In a recent research paper, European mathematicians Cyril Grunspan and Ricardo Pérez-Marco demonstrated through calculus and game theory that, thanks to the robust network security and relatively high BTC price, small bitcoin transactions may not need the six confirmations typically required by merchants and exchanges.
Published on the computer science and cryptography section of Cornell University’s arXiv library, the paper takes on the calculations of Satoshi Nakamoto, as presented in subchapter 11 of the Bitcoin white paper.
“Our new paper combines two main previous results,” Pérez-Marco told Bitcoin Magazine. “The first one is the exact computation of the probability of success [of a double spend attack] (“Double spend races,” 2017) and the second one takes into account the exact model for profitability that we developed for analyzing selfish mining strategies (“On profitability of selfish mining,” 2018).”
In a nutshell, this new research paper asks: “How profitable is it to double-spend a transaction and how many network confirmations are really enough to financially incentivise honest mining?”
When Double Spending Isn’t Worth It
According to the findings presented, a potential attacker who owns 1 percent of the total hash rate would have to spend at least 50 coinbases (currently 625 BTC and 312.5 after the 2020 halving) in order to revert a single confirmation.
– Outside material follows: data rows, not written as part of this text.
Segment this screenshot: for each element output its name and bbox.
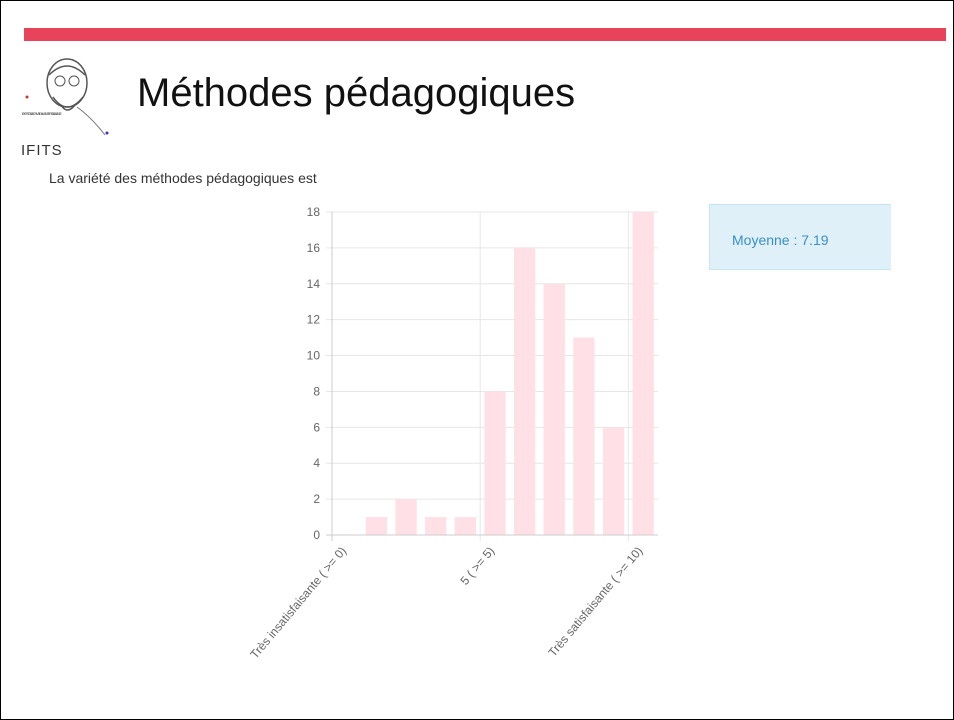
chart: La variété des méthodes pédagogiques est… xyxy=(49,170,658,661)
bar xyxy=(543,283,565,535)
logo-tagline: L'EXPERT DE LA FORMATION AUX METIERS DE … xyxy=(22,112,63,116)
header-bar xyxy=(24,28,946,41)
y-tick-label: 14 xyxy=(307,277,321,291)
y-tick-label: 16 xyxy=(307,241,321,255)
page-title: Méthodes pédagogiques xyxy=(137,71,576,115)
chart-title: La variété des méthodes pédagogiques est xyxy=(49,170,317,186)
y-tick-label: 12 xyxy=(307,313,321,327)
x-tick-label: Très insatisfaisante ( >= 0) xyxy=(247,544,349,661)
bar xyxy=(425,517,447,535)
bar xyxy=(632,212,654,535)
bar xyxy=(513,247,536,535)
logo: L'EXPERT DE LA FORMATION AUX METIERS DE … xyxy=(21,58,109,157)
bar xyxy=(573,337,595,535)
x-tick-label: 5 ( >= 5) xyxy=(457,544,497,588)
logo-text: IFITS xyxy=(21,142,63,157)
x-tick-label: Très satisfaisante ( >= 10) xyxy=(545,544,645,659)
y-tick-label: 2 xyxy=(313,492,320,506)
y-tick-label: 6 xyxy=(313,420,320,434)
y-tick-label: 10 xyxy=(307,349,321,363)
bar xyxy=(484,391,506,535)
y-tick-label: 4 xyxy=(313,456,320,470)
average-box: Moyenne : 7.19 xyxy=(709,204,891,270)
bar xyxy=(602,427,625,535)
bar xyxy=(395,499,417,535)
bar xyxy=(365,517,388,535)
y-tick-label: 18 xyxy=(307,205,321,219)
y-tick-label: 0 xyxy=(313,528,320,542)
y-tick-label: 8 xyxy=(313,384,320,398)
bar xyxy=(454,517,477,535)
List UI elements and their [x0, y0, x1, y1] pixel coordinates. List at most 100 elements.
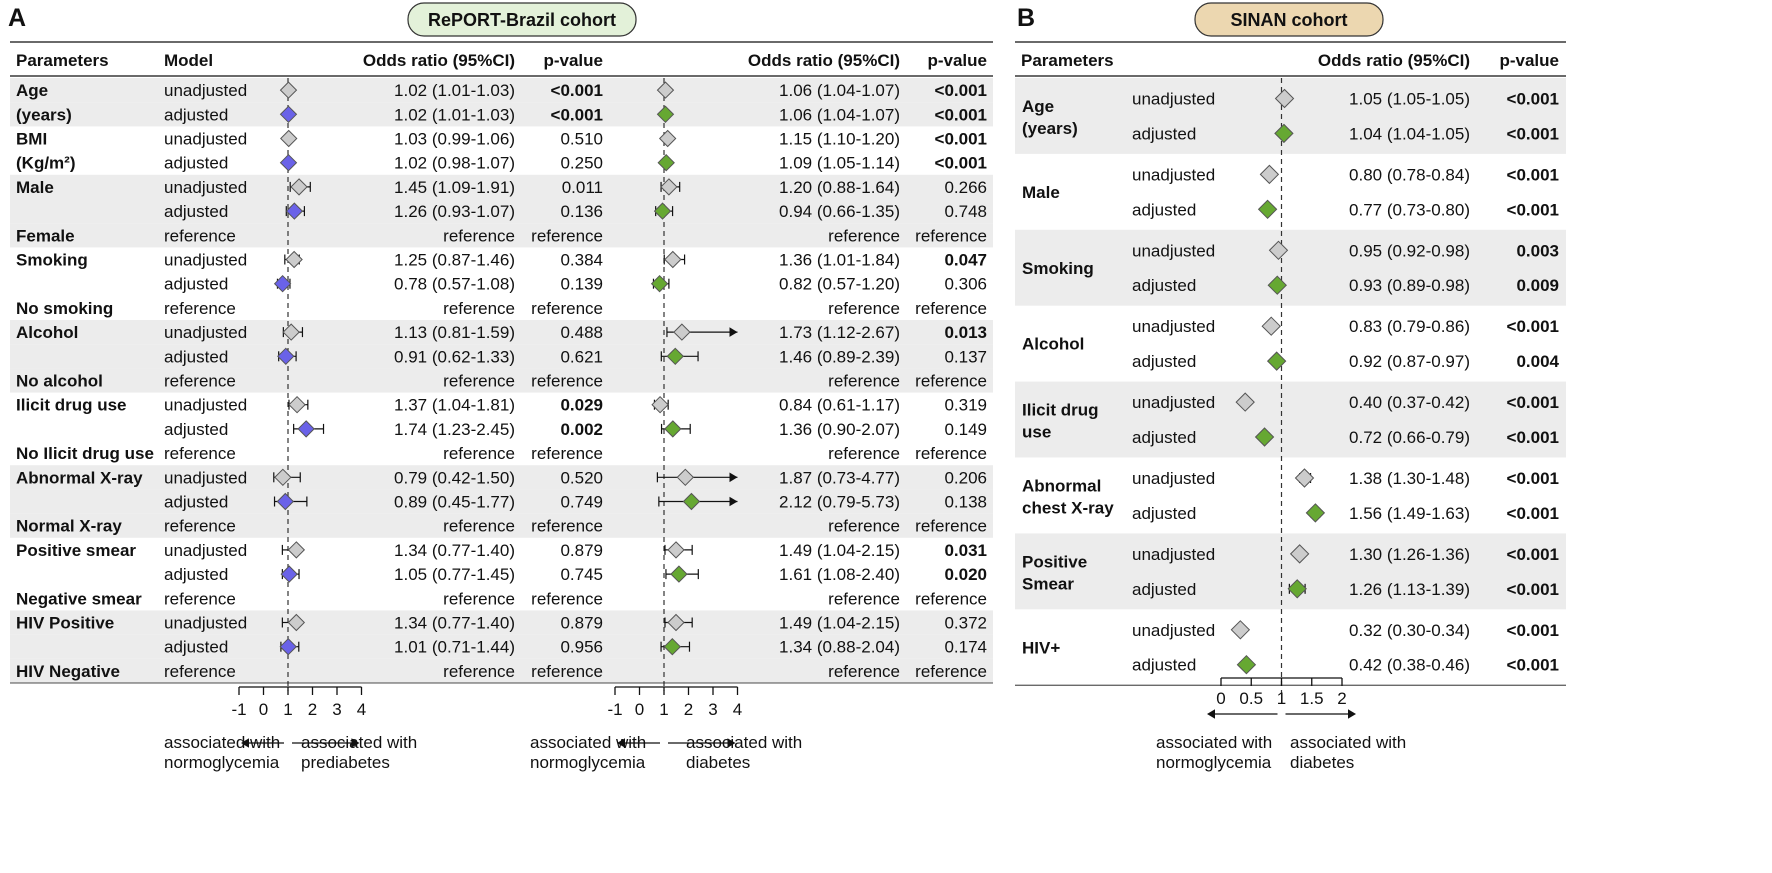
or-value-prediabetes: 0.78 (0.57-1.08) [394, 275, 515, 294]
p-value-prediabetes: reference [531, 444, 603, 463]
p-value-sinan: 0.003 [1516, 241, 1559, 260]
diabetes-tick-label: 3 [708, 700, 717, 719]
or-value-diabetes: 1.09 (1.05-1.14) [779, 154, 900, 173]
p-value-prediabetes: reference [531, 517, 603, 536]
model-label: reference [164, 517, 236, 536]
or-value-diabetes: 1.20 (0.88-1.64) [779, 178, 900, 197]
or-marker-prediabetes [276, 492, 295, 511]
or-marker-prediabetes [279, 105, 298, 124]
or-value-prediabetes: 1.37 (1.04-1.81) [394, 396, 515, 415]
prediabetes-left-arrowhead [241, 738, 249, 748]
or-marker-sinan [1305, 503, 1326, 523]
model-label: adjusted [164, 638, 228, 657]
row-shade-a [10, 368, 993, 393]
parameter-label-b: Smear [1022, 574, 1074, 593]
p-value-prediabetes: <0.001 [551, 81, 603, 100]
or-value-sinan: 0.72 (0.66-0.79) [1349, 428, 1470, 447]
model-label-b: adjusted [1132, 504, 1196, 523]
p-value-sinan: <0.001 [1507, 621, 1559, 640]
group-shade-b [1015, 229, 1566, 306]
or-value-diabetes: reference [828, 589, 900, 608]
header-p-diabetes: p-value [927, 51, 987, 70]
or-value-diabetes: 0.94 (0.66-1.35) [779, 202, 900, 221]
model-label-b: unadjusted [1132, 393, 1215, 412]
or-value-diabetes: 1.36 (1.01-1.84) [779, 251, 900, 270]
or-marker-prediabetes [285, 250, 303, 269]
or-value-diabetes: 1.15 (1.10-1.20) [779, 130, 900, 149]
or-value-prediabetes: 1.02 (1.01-1.03) [394, 105, 515, 124]
p-value-prediabetes: 0.745 [560, 565, 603, 584]
or-marker-prediabetes [274, 468, 292, 487]
p-value-prediabetes: 0.621 [560, 347, 603, 366]
sinan-right-label: diabetes [1290, 753, 1354, 772]
p-value-prediabetes: reference [531, 589, 603, 608]
p-value-diabetes: 0.372 [944, 614, 987, 633]
row-shade-a [10, 658, 993, 683]
or-value-prediabetes: 1.02 (0.98-1.07) [394, 154, 515, 173]
model-label: adjusted [164, 565, 228, 584]
model-label: adjusted [164, 202, 228, 221]
or-value-sinan: 1.30 (1.26-1.36) [1349, 545, 1470, 564]
ci-bar-diabetes-arrow [729, 472, 738, 483]
prediabetes-tick-label: 4 [357, 700, 366, 719]
group-shade-b [1015, 78, 1566, 154]
prediabetes-left-label: normoglycemia [164, 753, 280, 772]
model-label-b: adjusted [1132, 580, 1196, 599]
model-label: unadjusted [164, 178, 247, 197]
or-value-diabetes: reference [828, 299, 900, 318]
or-value-diabetes: 1.36 (0.90-2.07) [779, 420, 900, 439]
parameter-label: Negative smear [16, 589, 142, 608]
sinan-tick-label: 1.5 [1300, 689, 1324, 708]
or-value-prediabetes: 0.79 (0.42-1.50) [394, 468, 515, 487]
cohort-title-b: SINAN cohort [1231, 10, 1348, 30]
p-value-prediabetes: 0.488 [560, 323, 603, 342]
p-value-prediabetes: 0.002 [560, 420, 603, 439]
or-value-sinan: 0.77 (0.73-0.80) [1349, 200, 1470, 219]
sinan-tick-label: 2 [1337, 689, 1346, 708]
parameter-label: HIV Negative [16, 662, 120, 681]
or-value-diabetes: 2.12 (0.79-5.73) [779, 493, 900, 512]
p-value-sinan: <0.001 [1507, 428, 1559, 447]
model-label-b: unadjusted [1132, 89, 1215, 108]
sinan-tick-label: 0 [1216, 689, 1225, 708]
parameter-label: HIV Positive [16, 614, 114, 633]
model-label: unadjusted [164, 130, 247, 149]
header-or-diabetes: Odds ratio (95%CI) [748, 51, 900, 70]
prediabetes-right-label: associated with [301, 733, 417, 752]
parameter-label-b: Smoking [1022, 259, 1094, 278]
or-value-sinan: 0.40 (0.37-0.42) [1349, 393, 1470, 412]
p-value-sinan: 0.004 [1516, 352, 1559, 371]
row-shade-a [10, 344, 993, 369]
prediabetes-tick-label: 0 [259, 700, 268, 719]
model-label-b: unadjusted [1132, 545, 1215, 564]
p-value-diabetes: reference [915, 517, 987, 536]
panel-letter-b: B [1017, 4, 1035, 32]
or-value-sinan: 0.32 (0.30-0.34) [1349, 621, 1470, 640]
or-marker-diabetes [656, 105, 675, 124]
model-label-b: unadjusted [1132, 241, 1215, 260]
or-marker-sinan [1289, 544, 1310, 564]
or-value-prediabetes: reference [443, 372, 515, 391]
or-value-diabetes: reference [828, 662, 900, 681]
sinan-tick-label: 1 [1277, 689, 1286, 708]
row-shade-a [10, 489, 993, 514]
p-value-diabetes: 0.149 [944, 420, 987, 439]
p-value-sinan: <0.001 [1507, 89, 1559, 108]
model-label: reference [164, 226, 236, 245]
or-marker-sinan [1266, 351, 1287, 371]
model-label-b: adjusted [1132, 656, 1196, 675]
p-value-diabetes: reference [915, 589, 987, 608]
parameter-label: Male [16, 178, 54, 197]
or-value-prediabetes: 1.01 (0.71-1.44) [394, 638, 515, 657]
model-label: adjusted [164, 347, 228, 366]
or-marker-sinan [1261, 316, 1281, 336]
or-marker-sinan [1254, 427, 1275, 447]
parameter-label: Normal X-ray [16, 517, 122, 536]
or-marker-diabetes [682, 492, 701, 511]
model-label: reference [164, 299, 236, 318]
or-value-prediabetes: reference [443, 662, 515, 681]
parameter-label: BMI [16, 130, 47, 149]
parameter-label: No alcohol [16, 372, 103, 391]
or-value-prediabetes: 1.26 (0.93-1.07) [394, 202, 515, 221]
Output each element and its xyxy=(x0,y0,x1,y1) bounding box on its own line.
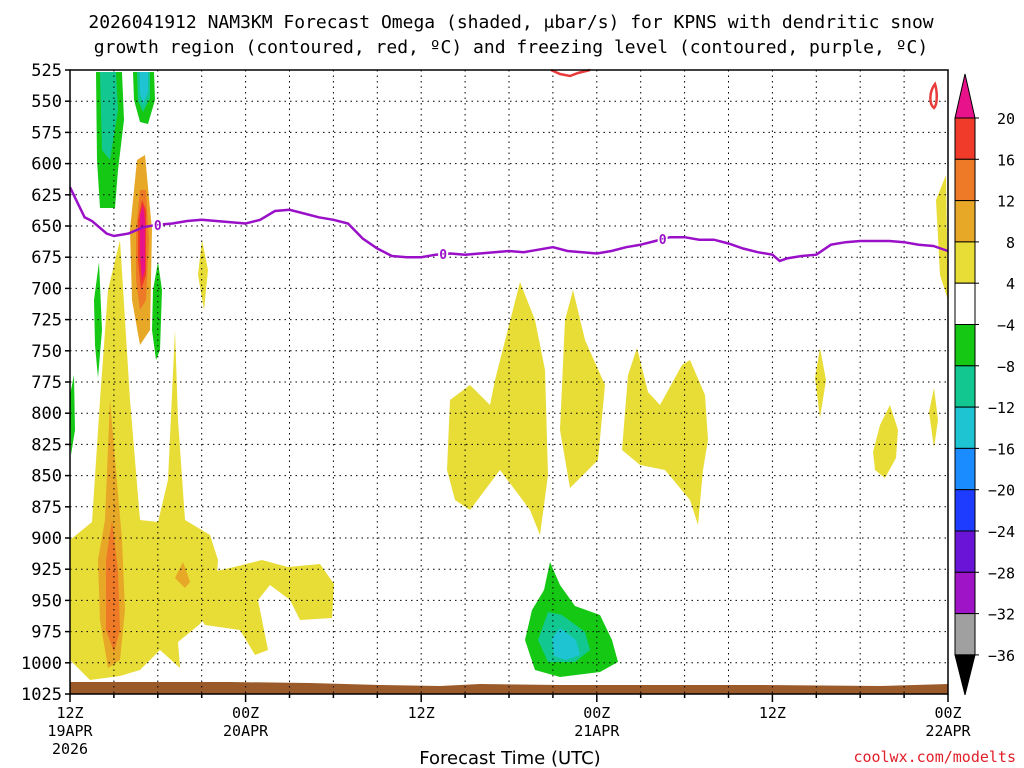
colorbar-cap-bottom xyxy=(954,654,976,696)
omega-region-orange-small xyxy=(175,562,190,588)
colorbar-label: −32 xyxy=(988,606,1015,624)
colorbar-swatch xyxy=(954,406,976,449)
x-tick-label: 2026 xyxy=(52,740,88,758)
credit-text: coolwx.com/modelts xyxy=(853,748,1016,766)
omega-shading xyxy=(70,72,948,680)
colorbar-swatch xyxy=(954,282,976,326)
y-tick-label: 700 xyxy=(31,279,62,299)
chart-axes: 525 550 575 600 625 650 675 700 725 750 775 800 825 8… xyxy=(21,61,971,758)
y-tick-label: 675 xyxy=(31,248,62,268)
x-axis-title: Forecast Time (UTC) xyxy=(419,748,600,768)
colorbar-label: 4 xyxy=(1006,275,1015,293)
y-tick-label: 575 xyxy=(31,123,62,143)
y-tick-label: 625 xyxy=(31,186,62,206)
freezing-level-line xyxy=(68,186,949,263)
x-tick-label: 22APR xyxy=(925,722,971,740)
x-tick-label: 20APR xyxy=(223,722,269,740)
omega-region-cyan-lower xyxy=(552,628,580,660)
colorbar-label: 20 xyxy=(997,110,1015,128)
colorbar-swatch xyxy=(954,613,976,656)
colorbar-label: −24 xyxy=(988,523,1015,541)
omega-region-yellow-day2b xyxy=(560,290,605,488)
x-tick-label: 00Z xyxy=(583,704,610,722)
dendritic-growth-contours xyxy=(550,68,938,110)
omega-region-cyan-upper xyxy=(140,72,148,104)
dendritic-contour-top xyxy=(550,68,591,78)
chart-title-line2: growth region (contoured, red, ºC) and f… xyxy=(94,37,928,58)
colorbar-swatch xyxy=(954,241,976,284)
colorbar-swatch xyxy=(954,158,976,202)
colorbar-swatch xyxy=(954,200,976,243)
colorbar-swatch xyxy=(954,530,976,573)
y-tick-label: 925 xyxy=(31,560,62,580)
freezing-level-label: 0 xyxy=(154,219,162,234)
colorbar-swatch xyxy=(954,489,976,532)
omega-region-deeporange-early xyxy=(106,520,120,652)
colorbar-label: −8 xyxy=(997,358,1015,376)
freezing-level-series: 0 0 0 xyxy=(68,186,949,263)
omega-region-yellow-late3 xyxy=(929,388,938,448)
dendritic-contour-right xyxy=(929,81,938,110)
y-tick-label: 550 xyxy=(31,92,62,112)
colorbar-swatch xyxy=(954,324,976,367)
x-tick-label: 12Z xyxy=(56,704,83,722)
y-tick-label: 875 xyxy=(31,498,62,518)
omega-region-yellow-day2a xyxy=(447,282,548,535)
omega-region-yellow-late2 xyxy=(873,405,898,478)
omega-region-yellow-late4 xyxy=(936,175,948,300)
colorbar-swatch xyxy=(954,571,976,615)
omega-region-yellow-day2c xyxy=(622,348,708,525)
colorbar-label: 16 xyxy=(997,151,1015,169)
freezing-level-label-bg xyxy=(438,247,449,261)
y-tick-label: 900 xyxy=(31,529,62,549)
freezing-level-label: 0 xyxy=(439,248,447,263)
colorbar-label: −36 xyxy=(988,647,1015,665)
y-tick-label: 525 xyxy=(31,61,62,81)
y-tick-label: 725 xyxy=(31,311,62,331)
y-tick-label: 950 xyxy=(31,591,62,611)
y-tick-label: 650 xyxy=(31,217,62,237)
omega-region-green-mid2 xyxy=(152,262,162,360)
y-tick-label: 800 xyxy=(31,404,62,424)
y-tick-label: 1025 xyxy=(21,685,62,705)
freezing-level-label-bg xyxy=(152,217,163,231)
x-tick-label: 12Z xyxy=(408,704,435,722)
colorbar: 20 16 12 8 4 −4 −8 −12 −16 −20 −24 −28 −32 −36 xyxy=(954,73,1015,696)
colorbar-swatch xyxy=(954,365,976,408)
colorbar-label: −12 xyxy=(988,399,1015,417)
x-tick-label: 00Z xyxy=(232,704,259,722)
freezing-level-label: 0 xyxy=(659,233,667,248)
colorbar-cap-top xyxy=(954,73,976,119)
omega-region-teal-upper1 xyxy=(100,72,118,160)
y-tick-label: 825 xyxy=(31,435,62,455)
omega-region-yellow-mid2 xyxy=(175,560,334,655)
colorbar-label: −4 xyxy=(997,317,1015,335)
freezing-level-label-bg xyxy=(657,232,668,246)
y-tick-label: 750 xyxy=(31,342,62,362)
omega-region-green-left xyxy=(70,375,75,455)
y-tick-label: 775 xyxy=(31,373,62,393)
y-tick-label: 850 xyxy=(31,467,62,487)
x-tick-label: 21APR xyxy=(574,722,620,740)
omega-region-magenta-core xyxy=(140,205,145,280)
colorbar-label: 12 xyxy=(997,193,1015,211)
colorbar-label: 8 xyxy=(1006,234,1015,252)
colorbar-swatch xyxy=(954,447,976,491)
colorbar-label: −16 xyxy=(988,440,1015,458)
chart-title-line1: 2026041912 NAM3KM Forecast Omega (shaded… xyxy=(88,12,933,33)
y-tick-label: 1000 xyxy=(21,654,62,674)
colorbar-label: −20 xyxy=(988,482,1015,500)
colorbar-label: −28 xyxy=(988,564,1015,582)
y-tick-label: 600 xyxy=(31,155,62,175)
x-tick-label: 00Z xyxy=(934,704,961,722)
colorbar-swatch xyxy=(954,117,976,160)
x-tick-label: 19APR xyxy=(47,722,93,740)
x-tick-label: 12Z xyxy=(759,704,786,722)
omega-region-yellow-late1 xyxy=(815,348,826,418)
surface-terrain xyxy=(70,682,948,694)
omega-region-yellow-mid1 xyxy=(198,240,208,310)
y-tick-label: 975 xyxy=(31,623,62,643)
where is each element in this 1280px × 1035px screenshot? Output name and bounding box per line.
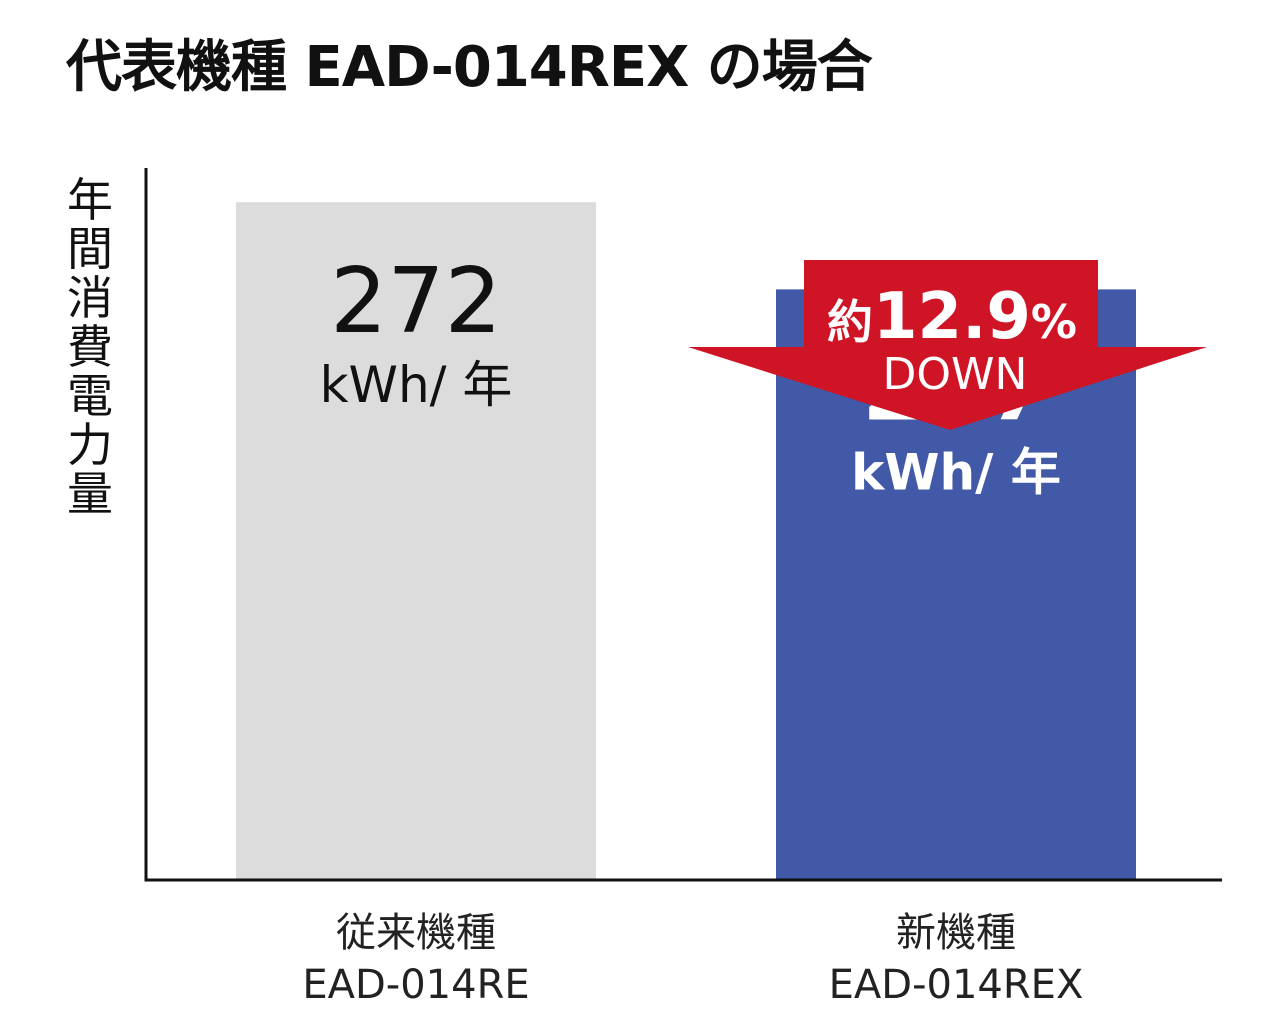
annotation-down: DOWN xyxy=(883,349,1028,400)
y-axis-label: 年間消費電力量 xyxy=(67,173,113,521)
data-label-value: 272 xyxy=(330,249,502,354)
x-tick-label: EAD-014REX xyxy=(829,962,1084,1008)
data-label-unit: kWh/ 年 xyxy=(851,443,1061,501)
chart-title: 代表機種 EAD-014REX の場合 xyxy=(66,35,873,100)
bar-old-model xyxy=(236,202,596,880)
annotation-percent: 約12.9% xyxy=(827,280,1077,354)
x-tick-label: 新機種 xyxy=(896,910,1016,956)
down-arrow-annotation xyxy=(688,260,1207,430)
x-tick-label: EAD-014RE xyxy=(302,962,529,1008)
data-label-unit: kWh/ 年 xyxy=(320,356,513,414)
x-tick-label: 従来機種 xyxy=(336,910,496,956)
To revert two confirmations, the cost would be 1,666 coinbases, according to the research.
“What we compare is the profitability of the double spend and honest mining,” Pérez-Marco explained. “For a small transaction, any major miner with high hashrate has no interest in engaging into a minor double spend. And in the case of small miners who possess less than 1 percent of the hashrate, only a big amount can justify a double spend from the profitability point of view. For example, with a 1 percent hashrate, and only 1 confirmation requested, the minimal amount to double spend is more than 49 coinbases, that is currently more than 612 BTC.”
After taking into account multiple scenarios and doing all of the calculations involved, Grunspan and Pérez-Marco reached the conclusion that, after two network confirmations, it’s more profitable to mine honestly than to double spend. This game theory conclusion is applicable even in cases where the value of the transaction equals the coinbase.
From Theory to Practice?
While the research includes interesting findings which explain the costs of double spends in multiple scenarios, its real-world impact still remains to be seen. The habit of waiting for six confirmations is inherited directly from Nakamoto but is not set in stone. Every sovereign participant in the Bitcoin network is free to lower the threshold to two or three confirmations if they wish.
“Six confirmations is not a protocol rule, but just a common and customary request made by the transaction recipient,” concluded Pérez-Marco. “Satoshi carried out a good estimate of the probability of success, but didn’t have a good theory of profitability at hand in order to go further.”
However, it seems unlikely that exchanges and businesses would lower the security threshold to achieve slightly more convenience and this mathematical study is yet to receive community scrutiny and thorough academic peer review.
If and when it is vetted by the wider community, it may be that a large segment agrees to consider bitcoin transactions definitive after one or two confirmations. However, such a change may also attract the attention of economically irrational actors who don’t mind burning part of their wealth just to destroy the credibility of Bitcoin.
In any case, the research paper provides an interesting analysis of one of Bitcoin’s most critical practices and may very well motivate us all to think about it differently.